By Catherine Larkin and Angela Zimm
Sept. 25 (Bloomberg) -- Shares of Acorda Therapeutics Inc. rose almost fourfold after the company said its experimental Fampridine drug helped people with multiple sclerosis walk faster.
Patients who took Fampridine-SR moved 25 percent faster on average during a timed 25-foot walk, while patients getting a placebo improved 4.7 percent, Hawthorne, New York-based Acorda said today. Patients on the drug also had increased leg strength, even those who didn't show improvement in walking.
Chief Executive Officer Ron Cohen said Acorda believes it met all three criteria the U.S. Food and Drug Administration set to establish that the drug works and plans to meet with the agency as soon as possible. About 80 percent of the 400,000 Americans with multiple sclerosis have some trouble walking, according to Acorda, which first sold shares publicly in February.
``It's a drug to help improve the symptoms of MS, and there's not any other product labeled to help with walking disability,'' said Philip Nadeau, an analyst with Cowen & Co. in New York, in a telephone interview. ``It will be complementary to everything that's out there right now.''
Shares of Acorda rose $6.28, or 283 percent, to $8.50 at 4 p.m. New York time in Nasdaq Stock Market composite trading. About 23.3 million shares traded, almost 800 times the three- month daily average. The stock's previous highest closing price was $6.72 on Feb. 10, one day after its initial public offering of shares.
Nadeau said he couldn't remember the last time he had seen a company's shares rise so much in one day.
Potential Sales
The 301-person study of Fampridine-SR, a sustained-release formula of the drug, was in the last of three phases of human testing generally required for FDA approval. Patients in the trial continued to take their usual MS medications, including interferons such as Biogen Idec Inc.'s Avonex. The company will discuss with the agency whether further trials will be needed, Cohen said in a conference call with investors and analysts.
Nadeau said the drug may reach the market in 2009 and generate $75 million of sales in 2011. He rates the shares ``outperform'' and doesn't own any.
Acorda, established in 1995, has one product on the market, the Zanaflex drug to help manage stiffness and muscle spasms in patients with multiple sclerosis or spinal-cord injuries, according to the company's Web site.
Fampridine has been shown to improve communication between damaged nerves. Existing MS drugs either relieve symptoms such as pain or slow the disease's progression.

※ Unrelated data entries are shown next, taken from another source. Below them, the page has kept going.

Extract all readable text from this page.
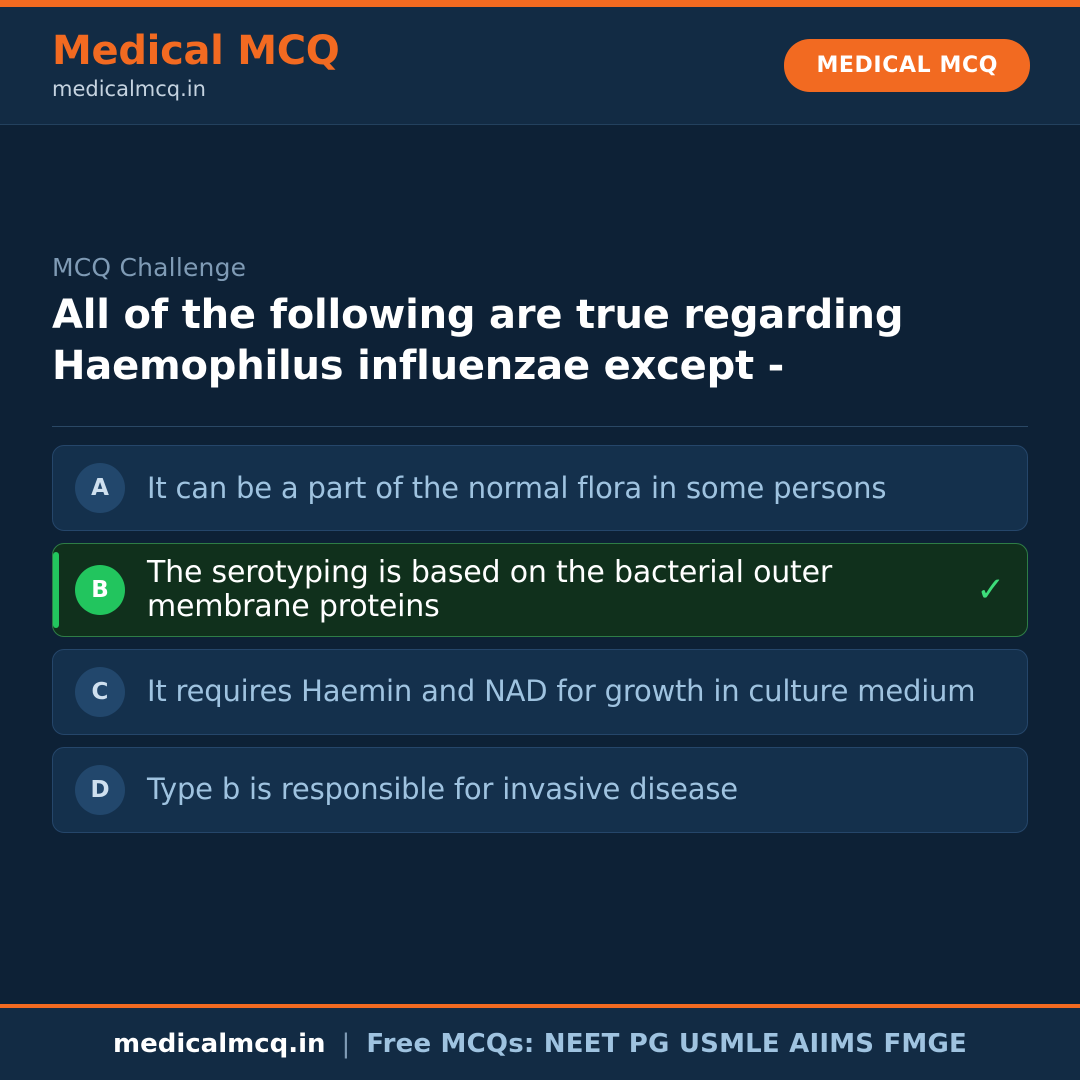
Medical MCQ
medicalmcq.in
MEDICAL MCQ
MCQ Challenge
All of the following are true regarding Haemophilus influenzae except -
A	It can be a part of the normal flora in some persons
B	The serotyping is based on the bacterial outer membrane proteins	✓
C	It requires Haemin and NAD for growth in culture medium
D	Type b is responsible for invasive disease
medicalmcq.in | Free MCQs: NEET PG USMLE AIIMS FMGE
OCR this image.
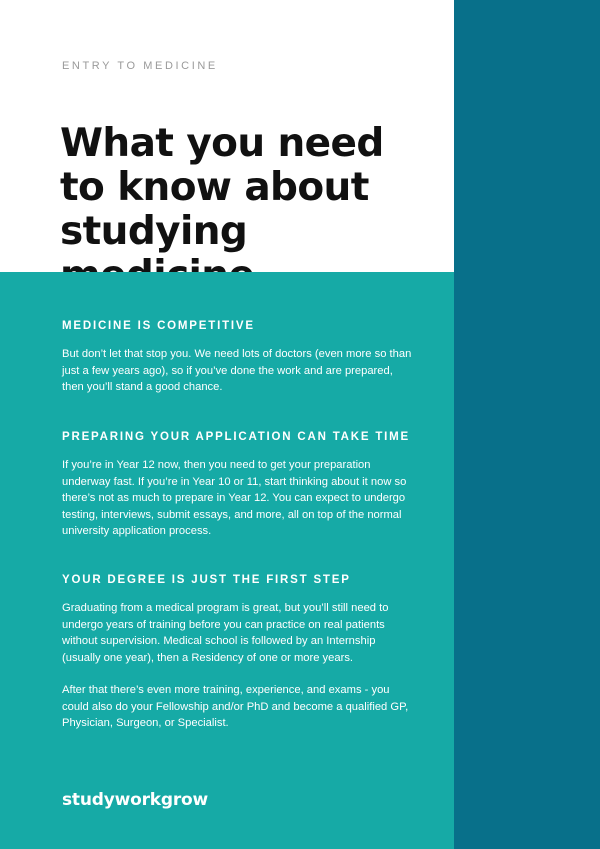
ENTRY TO MEDICINE
What you need to know about studying
MEDICINE IS COMPETITIVE

But don’t let that stop you. We need lots of doctors (even more so than just a few years ago), so if you’ve done the work and are prepared, then you’ll stand a good chance.

PREPARING YOUR APPLICATION CAN TAKE TIME

If you’re in Year 12 now, then you need to get your preparation underway fast. If you’re in Year 10 or 11, start thinking about it now so there’s not as much to prepare in Year 12. You can expect to undergo testing, interviews, submit essays, and more, all on top of the normal university application process.

YOUR DEGREE IS JUST THE FIRST STEP

Graduating from a medical program is great, but you’ll still need to undergo years of training before you can practice on real patients without supervision. Medical school is followed by an Internship (usually one year), then a Residency of one or more years.

After that there’s even more training, experience, and exams - you could also do your Fellowship and/or PhD and become a qualified GP, Physician, Surgeon, or Specialist.

studyworkgrow
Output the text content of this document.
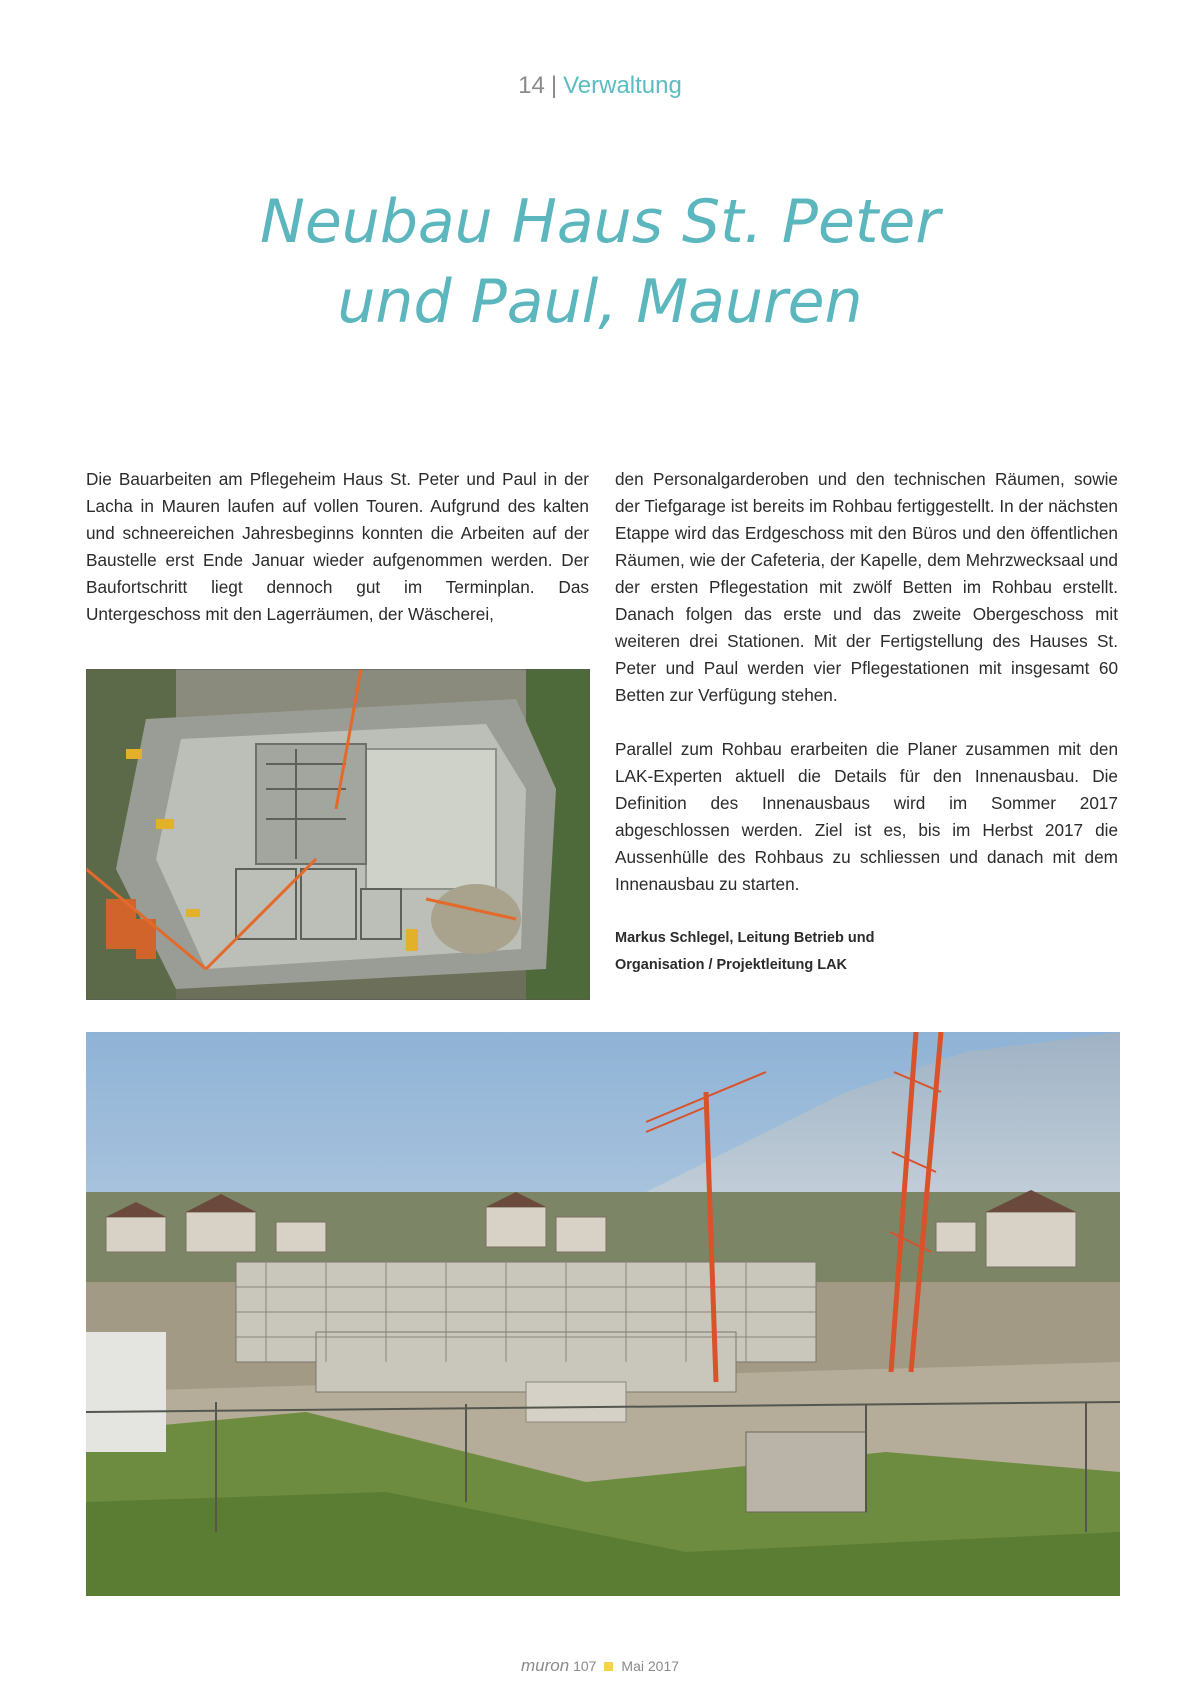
14 | Verwaltung
Neubau Haus St. Peter
und Paul, Mauren

Die Bauarbeiten am Pflegeheim Haus St. Peter und Paul in der Lacha in Mauren laufen auf vollen Touren. Aufgrund des kalten und schneereichen Jahresbeginns konnten die Arbeiten auf der Baustelle erst Ende Januar wieder aufgenommen werden. Der Baufortschritt liegt dennoch gut im Terminplan. Das Untergeschoss mit den Lagerräumen, der Wäscherei,

den Personalgarderoben und den technischen Räumen, sowie der Tiefgarage ist bereits im Rohbau fertiggestellt. In der nächsten Etappe wird das Erdgeschoss mit den Büros und den öffentlichen Räumen, wie der Cafeteria, der Kapelle, dem Mehrzwecksaal und der ersten Pflegestation mit zwölf Betten im Rohbau erstellt. Danach folgen das erste und das zweite Obergeschoss mit weiteren drei Stationen. Mit der Fertigstellung des Hauses St. Peter und Paul werden vier Pflegestationen mit insgesamt 60 Betten zur Verfügung stehen.

Parallel zum Rohbau erarbeiten die Planer zusammen mit den LAK-Experten aktuell die Details für den Innenausbau. Die Definition des Innenausbaus wird im Sommer 2017 abgeschlossen werden. Ziel ist es, bis im Herbst 2017 die Aussenhülle des Rohbaus zu schliessen und danach mit dem Innenausbau zu starten.

Markus Schlegel, Leitung Betrieb und
Organisation / Projektleitung LAK
muron 107 Mai 2017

``The best you can do is slow down the deterioration over time,'' Cohen said in a telephone interview.
Side Effects
Two patients in the Fampridine-SR study stopped taking the drug, one after a seizure and another because of anxiety. The increased risk of seizures appears to be related to higher doses, Cohen said. Ten milligrams of the drug were given twice daily to 229 patients in the study, while 72 received a placebo, he said.
Patients who took the drug also were more likely to report dizziness, insomnia, fatigue, nausea, back pain and balance disorder.
Acorda hasn't decided what the drug would cost. The company wants to position Fampridine-SR in the market between symptom- relief therapies, which cost patients as much as $4,500 a year, and treatments that slow progression at a cost of $10,000 to $20,000 annually, Chief Operating Officer Mary Fisher said during the conference call.